Bérard also invokes the horrors of thalidomide-related birth defects, an unjustified and emotionally manipulative comparison. Her statement that “I would always be very cautious about saying that anything is ‘safe’ during pregnancy. We have to remember that thalidomide was labeled as ‘safe’ for use during pregnancy,” is a cynical recipe for panic. If nothing is safe, everything is dangerous. The question instead ought to involve assessing which dangers are real and significant. Eastern Michigan psychologist James Todd cautioned against giving too much weight to the study, telling me, “Autism prevalence studies have a half-life like artificial elements.”
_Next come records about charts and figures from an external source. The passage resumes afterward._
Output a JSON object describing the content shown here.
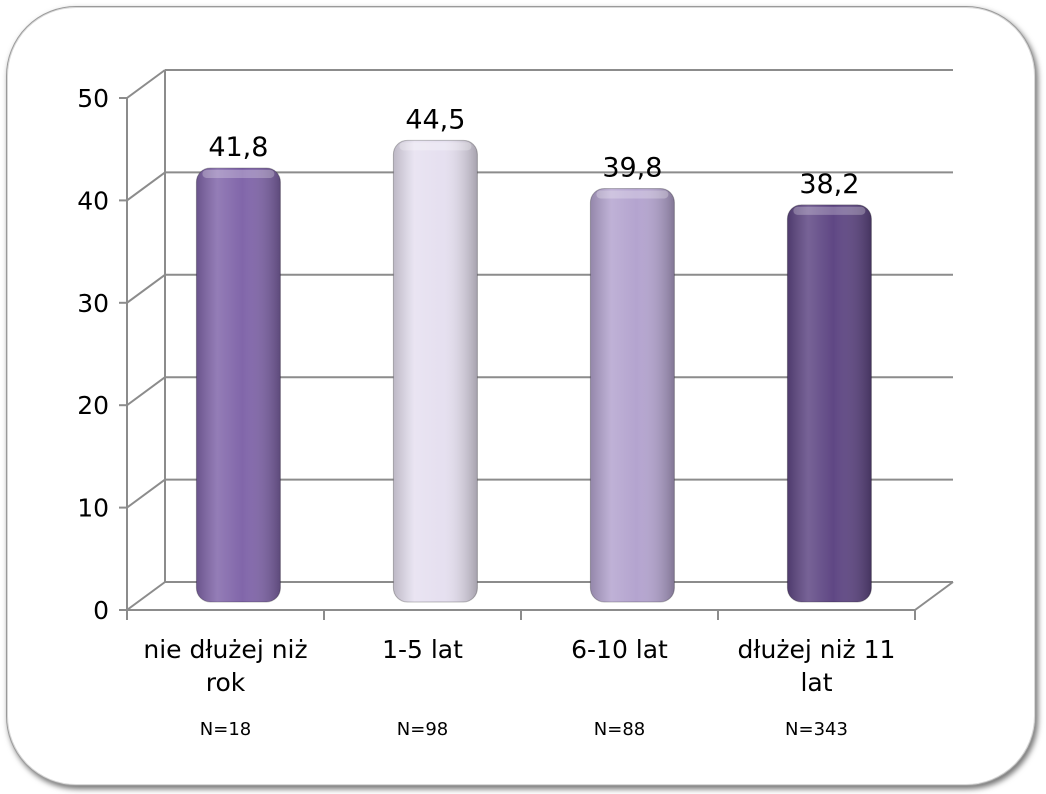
{
  "chart_data": {
    "type": "bar",
    "categories": [
      [
        "nie dłużej niż",
        "rok"
      ],
      [
        "1-5 lat"
      ],
      [
        "6-10 lat"
      ],
      [
        "dłużej niż 11",
        "lat"
      ]
    ],
    "sample_sizes": [
      "N=18",
      "N=98",
      "N=88",
      "N=343"
    ],
    "values": [
      41.8,
      44.5,
      39.8,
      38.2
    ],
    "value_labels": [
      "41,8",
      "44,5",
      "39,8",
      "38,2"
    ],
    "y_ticks": [
      "0",
      "10",
      "20",
      "30",
      "40",
      "50"
    ],
    "ylim": [
      0,
      50
    ],
    "grid": true,
    "bar_colors": [
      "#8166aa",
      "#e6e0f0",
      "#b4a4cf",
      "#5f4784"
    ]
  }
}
In proposing a conclusive link with autism and advising diminished use of antidepressants during pregnancy, Bérard et al. are not just acting prematurely but irresponsibly, and some of the press has abetted them. In contrast to the skeptical reporting at Science, NPR, and Wired, pieces like those in the Washington Post, the Los Angeles Times, and Newsweek were far too credulous toward this single study and buried the caveats far into the text. In an age when many people don’t even get past the headline, this is not good enough. Leading with the debunking, as Science and NPR do, is a wiser move than leading with the scaremongering. I call out these other outlets by name because the lesson of anti-vaccination hysteria and facilitated communication pseudoscience is that fear around autism can be incredibly dangerous, and we need to do better. For now the most likely hypothesis remains what it was before the study was published: Antidepressants do not cause autism.